(1 year, 6 months ago)
Commons ChamberAs a now non-practising former consultant psychiatrist, I have a host of declarations I should make in terms of speaking in this debate. For the sake of brevity, I draw attention to my entry in the Register of Members’ Financial Interests and my declarations as part of my work on the pre-legislative scrutiny Joint Committee, which list them in full.
This is an important debate and I shall focus on two angles. One is the delivery of mental health care and treatment and the other is the framework for that. I want to celebrate today the rebuild of the Abraham Cowley unit in my constituency. It gets rid of the awful dormitories that have plagued mental health care and treatment for some time. They are now gone, and we will have a brand new, rebuilt mental hospital. In fact, tomorrow, I am going to the topping out ceremony on the site to see the progress in delivering that. It will make a huge difference to the delivery of mental health care.
I used to work as an in-patient consultant psychiatrist. When people come into hospital for in-patient psychiatric treatment, it is often at the most difficult times of their lives. It is critically important that our mental health estate is fit for purpose and is a therapeutic environment. For too long, the mental health hospital estate has been the second cousin to acute physical health care and I am delighted that we are driving change forward in my patch. If people need in-patient care and treatment, they will get it in a new hospital that is fit for purpose. I just want to celebrate that and thank everyone who has been involved in getting it over the line, as well as all the people who work in that sector, including those who are looking after the patients who would have been in the old hospital, which is now a building site, and going through a stressful period of transition while the new hospital is set up.
My second point is about the draft Mental Health Bill. A few years ago, my right hon. Friend the Member for Maidenhead (Mrs May), the former Prime Minister, suggested that we should review the legal framework we use when we treat people who are unable to consent or do not consent to treatment. Around every 20 years or so, we go through this process. We should be proud as a country that we have always been at the forefront of driving forward legislation and legal frameworks for dealing with people who cannot consent to treatment, the law of best interests and capacity. I was fortunate to be a panel member of the Simon Wessely review. I did that as part of my previous academic life, so Members can imagine my pride and delight in being part of the pre-legislative scrutiny Joint Committee on the draft Mental Health Bill.
I am slightly saddened by the debate today, because mental health—especially the frameworks we use to treat people who are severely unwell—needs to be above party politics. We are discussing the most invasive thing we do in medicine—detaining and treating people in hospital, sometimes for a substantial time. We need to think carefully about the right balance between choice, freedom and autonomy and making sure that people get the care that they need at the right time and under the right framework. I am glad that the Government have done pre-legislative scrutiny and we have worked on a cross-party basis to get this issue over the line. I hope that we will see the mental health Bill very soon.
My final point is about psychosis. The Government’s amendment mentions the treatment of psychosis, which I know is often missed out in these debates and when people talk about mental health. Psychosis is one of the most disabling mental disorders and far and away the most costly and impactful, because it can affect people when they are quite young—
It is incredibly helpful to have my hon. Friend’s detailed experience in this debate. Why does psychosis get missed out?

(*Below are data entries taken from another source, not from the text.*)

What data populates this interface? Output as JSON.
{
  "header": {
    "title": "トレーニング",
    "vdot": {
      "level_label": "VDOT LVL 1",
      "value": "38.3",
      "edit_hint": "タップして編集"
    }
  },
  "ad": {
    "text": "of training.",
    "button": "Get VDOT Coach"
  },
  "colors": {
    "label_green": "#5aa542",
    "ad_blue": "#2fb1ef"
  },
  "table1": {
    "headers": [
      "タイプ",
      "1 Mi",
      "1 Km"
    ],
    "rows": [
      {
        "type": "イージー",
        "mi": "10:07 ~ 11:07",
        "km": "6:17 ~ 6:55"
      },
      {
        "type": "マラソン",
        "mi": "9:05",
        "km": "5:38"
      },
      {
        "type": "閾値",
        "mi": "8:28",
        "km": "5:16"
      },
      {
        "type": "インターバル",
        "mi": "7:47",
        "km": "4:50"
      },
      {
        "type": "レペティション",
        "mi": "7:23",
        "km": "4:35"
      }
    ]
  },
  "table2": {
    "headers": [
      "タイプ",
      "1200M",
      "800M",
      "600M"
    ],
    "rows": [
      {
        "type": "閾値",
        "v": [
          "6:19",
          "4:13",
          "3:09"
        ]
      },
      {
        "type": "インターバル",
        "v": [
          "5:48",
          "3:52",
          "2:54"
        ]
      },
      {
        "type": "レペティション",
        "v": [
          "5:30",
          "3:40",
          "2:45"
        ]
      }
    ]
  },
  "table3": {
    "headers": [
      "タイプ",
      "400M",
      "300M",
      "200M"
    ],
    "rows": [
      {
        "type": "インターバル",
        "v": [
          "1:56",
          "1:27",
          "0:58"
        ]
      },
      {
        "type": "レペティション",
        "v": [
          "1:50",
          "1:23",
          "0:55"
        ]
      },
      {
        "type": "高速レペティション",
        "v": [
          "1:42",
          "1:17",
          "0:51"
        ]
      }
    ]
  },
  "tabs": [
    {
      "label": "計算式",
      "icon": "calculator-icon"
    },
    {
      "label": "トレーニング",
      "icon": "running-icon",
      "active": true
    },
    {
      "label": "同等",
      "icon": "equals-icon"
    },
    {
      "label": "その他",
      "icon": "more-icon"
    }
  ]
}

It is simply because of advocacy; the conditions debated tend to be mental health conditions for which people can advocate. We talk a lot about dementia, and the children of those suffering tend to advocate for them. For CAMHS, it is the parents who advocate. For common mental disorder, people are able to advocate for themselves, but psychosis can be—I do not want to make a broad generalisation—disabling and isolating, and can limit people’s ability to advocate for themselves. From my research, I know that psychosis can break down family relations and alienate people. I am nervous about broad generalisations, and for the most part people can get better and do very well, but in some cases psychosis can be very disabling and limit advocacy.